|2016-03-04|
GIS, Mapy, Teledetekcja
Europejska autostrada danych pokazuje swoje możliwości
Raptem kilka sekund minęło od wykonania satelitarnego zobrazowania radarowego brazylijskiego wybrzeża do odebrania go przez stację naziemną w Niemczech. Takie imponujące możliwości transmisji oferuje budowana właśnie europejska autostrada danych EDRS (European Data Relay System).
ERDS ma być konstelacją geostacjonarnych satelitów telekomunikacyjnych, które zapewnią sprawną łączność między satelitami, statkami kosmicznymi, dronami oraz stacjami naziemnymi. Pierwszy tego typu aparat wystrzelono 29 stycznia br.
Jednym z zastosowań ERDS ma być szybka transmisja danych obserwacyjnych na potrzeby zarządzania kryzysowego. Jak system działa w praktyce, pokazuje przykład zaprezentowany niedawno przez Europejską Agencję Kosmiczną.

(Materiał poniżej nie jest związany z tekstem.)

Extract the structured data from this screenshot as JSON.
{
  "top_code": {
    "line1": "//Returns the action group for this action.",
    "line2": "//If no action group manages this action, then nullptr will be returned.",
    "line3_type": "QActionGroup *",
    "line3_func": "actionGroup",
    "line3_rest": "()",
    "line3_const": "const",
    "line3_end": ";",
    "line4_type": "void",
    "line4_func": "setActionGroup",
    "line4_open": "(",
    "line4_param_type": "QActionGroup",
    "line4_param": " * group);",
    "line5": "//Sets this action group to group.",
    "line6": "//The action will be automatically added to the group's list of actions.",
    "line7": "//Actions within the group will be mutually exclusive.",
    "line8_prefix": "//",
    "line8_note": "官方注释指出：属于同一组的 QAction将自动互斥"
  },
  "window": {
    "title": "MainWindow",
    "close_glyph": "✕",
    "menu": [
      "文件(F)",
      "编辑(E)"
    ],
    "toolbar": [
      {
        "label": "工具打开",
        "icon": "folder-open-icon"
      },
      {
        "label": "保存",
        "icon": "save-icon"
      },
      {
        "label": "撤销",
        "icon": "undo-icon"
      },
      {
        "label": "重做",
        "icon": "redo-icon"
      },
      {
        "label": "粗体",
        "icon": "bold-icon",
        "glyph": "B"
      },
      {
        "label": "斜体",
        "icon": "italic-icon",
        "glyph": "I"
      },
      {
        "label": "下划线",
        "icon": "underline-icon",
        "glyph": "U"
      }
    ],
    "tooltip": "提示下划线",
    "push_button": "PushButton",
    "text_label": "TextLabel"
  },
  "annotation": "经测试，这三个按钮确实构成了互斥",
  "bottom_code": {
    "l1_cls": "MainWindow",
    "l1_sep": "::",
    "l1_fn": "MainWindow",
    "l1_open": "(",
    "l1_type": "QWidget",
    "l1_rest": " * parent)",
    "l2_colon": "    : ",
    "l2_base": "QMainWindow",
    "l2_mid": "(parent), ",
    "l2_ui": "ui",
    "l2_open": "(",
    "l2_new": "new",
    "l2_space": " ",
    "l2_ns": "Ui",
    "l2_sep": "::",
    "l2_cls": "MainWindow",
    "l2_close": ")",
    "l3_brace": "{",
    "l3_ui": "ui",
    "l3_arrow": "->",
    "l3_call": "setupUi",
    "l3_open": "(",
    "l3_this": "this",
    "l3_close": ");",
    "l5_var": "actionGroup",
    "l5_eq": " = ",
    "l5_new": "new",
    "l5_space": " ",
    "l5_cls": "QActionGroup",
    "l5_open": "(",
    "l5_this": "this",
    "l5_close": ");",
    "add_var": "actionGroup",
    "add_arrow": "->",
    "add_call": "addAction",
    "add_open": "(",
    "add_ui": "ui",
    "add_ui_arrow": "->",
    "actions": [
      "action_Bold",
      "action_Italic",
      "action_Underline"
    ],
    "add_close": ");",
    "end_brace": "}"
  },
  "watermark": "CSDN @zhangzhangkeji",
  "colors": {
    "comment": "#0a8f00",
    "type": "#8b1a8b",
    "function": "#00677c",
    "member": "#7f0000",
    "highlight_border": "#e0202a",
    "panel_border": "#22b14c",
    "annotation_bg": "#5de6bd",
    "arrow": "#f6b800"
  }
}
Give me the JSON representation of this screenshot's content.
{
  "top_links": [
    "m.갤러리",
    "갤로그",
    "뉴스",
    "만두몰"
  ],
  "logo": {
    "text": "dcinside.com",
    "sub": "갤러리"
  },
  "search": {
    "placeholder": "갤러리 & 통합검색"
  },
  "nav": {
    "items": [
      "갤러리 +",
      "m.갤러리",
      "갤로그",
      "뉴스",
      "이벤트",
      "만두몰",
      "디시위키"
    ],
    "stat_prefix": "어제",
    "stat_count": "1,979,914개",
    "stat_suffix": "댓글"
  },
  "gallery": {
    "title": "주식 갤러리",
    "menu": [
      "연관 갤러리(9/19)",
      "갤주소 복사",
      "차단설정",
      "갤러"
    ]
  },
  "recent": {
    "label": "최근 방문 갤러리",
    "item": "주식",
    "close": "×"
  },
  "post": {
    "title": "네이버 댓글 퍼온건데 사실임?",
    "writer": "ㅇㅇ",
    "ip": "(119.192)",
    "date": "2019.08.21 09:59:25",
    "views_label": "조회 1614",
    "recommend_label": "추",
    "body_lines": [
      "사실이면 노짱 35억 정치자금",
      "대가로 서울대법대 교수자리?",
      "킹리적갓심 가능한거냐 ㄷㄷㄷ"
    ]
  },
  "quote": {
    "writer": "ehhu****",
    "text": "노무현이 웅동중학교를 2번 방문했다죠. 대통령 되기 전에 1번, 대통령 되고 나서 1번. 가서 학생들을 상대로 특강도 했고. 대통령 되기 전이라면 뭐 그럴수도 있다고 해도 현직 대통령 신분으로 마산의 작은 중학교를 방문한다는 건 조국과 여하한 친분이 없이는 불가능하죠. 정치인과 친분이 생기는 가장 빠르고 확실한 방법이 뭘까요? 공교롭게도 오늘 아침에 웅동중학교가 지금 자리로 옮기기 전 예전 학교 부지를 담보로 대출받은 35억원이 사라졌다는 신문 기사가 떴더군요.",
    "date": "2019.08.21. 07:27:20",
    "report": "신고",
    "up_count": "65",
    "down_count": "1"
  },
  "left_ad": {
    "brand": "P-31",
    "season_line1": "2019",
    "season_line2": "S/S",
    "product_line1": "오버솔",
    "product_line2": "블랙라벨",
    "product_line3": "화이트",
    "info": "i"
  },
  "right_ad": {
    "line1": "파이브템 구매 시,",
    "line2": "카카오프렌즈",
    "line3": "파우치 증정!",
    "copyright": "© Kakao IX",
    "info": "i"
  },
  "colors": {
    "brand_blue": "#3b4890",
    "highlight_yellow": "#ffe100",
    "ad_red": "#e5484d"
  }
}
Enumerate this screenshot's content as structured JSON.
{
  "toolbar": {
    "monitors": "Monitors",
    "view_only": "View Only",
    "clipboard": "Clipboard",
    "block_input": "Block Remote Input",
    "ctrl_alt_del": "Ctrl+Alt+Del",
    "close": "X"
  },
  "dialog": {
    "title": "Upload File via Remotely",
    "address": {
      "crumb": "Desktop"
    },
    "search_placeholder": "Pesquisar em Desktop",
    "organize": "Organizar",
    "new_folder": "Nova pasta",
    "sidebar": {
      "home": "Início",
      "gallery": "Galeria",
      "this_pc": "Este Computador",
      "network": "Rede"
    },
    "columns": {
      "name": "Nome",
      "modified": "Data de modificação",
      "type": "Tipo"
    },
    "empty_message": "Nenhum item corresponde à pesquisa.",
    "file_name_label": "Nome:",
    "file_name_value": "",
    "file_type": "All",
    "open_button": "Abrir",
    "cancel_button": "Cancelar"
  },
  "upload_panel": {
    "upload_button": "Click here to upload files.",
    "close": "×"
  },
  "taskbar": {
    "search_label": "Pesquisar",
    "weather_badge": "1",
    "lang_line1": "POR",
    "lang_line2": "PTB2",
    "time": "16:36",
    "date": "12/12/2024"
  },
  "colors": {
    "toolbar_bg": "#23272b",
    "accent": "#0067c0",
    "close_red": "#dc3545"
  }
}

Satelita radarowy Sentinel-1A wykonał zobrazowanie radarowe obejmujące swoim zasięgiem fragment wybrzeża Brazylii. Dzięki EDRS już po kilku sekundach dane znajdowały się na serwerach niemieckiej agencji DLR w miejscowościach Oberpfaffenhofen oraz Neustrelitz. Pierwszy etap przetworzenia obrazu zajął 13 minut. Kolejne 5 minut było potrzebne, by zlokalizować na nim jednostki pływające.
Jak podkreśla ESA, 18 minut wystarczy, by można było efektywnie reagować w takich nagłych sytuacjach, jak wycieki ropy, ataki pirackie czy nielegalne przerzuty migrantów. Bez ERDS czas, jaki mija od pozyskania zobrazowania satelitarnego do przekazania go do stacji naziemnej, często przekracza godzinę.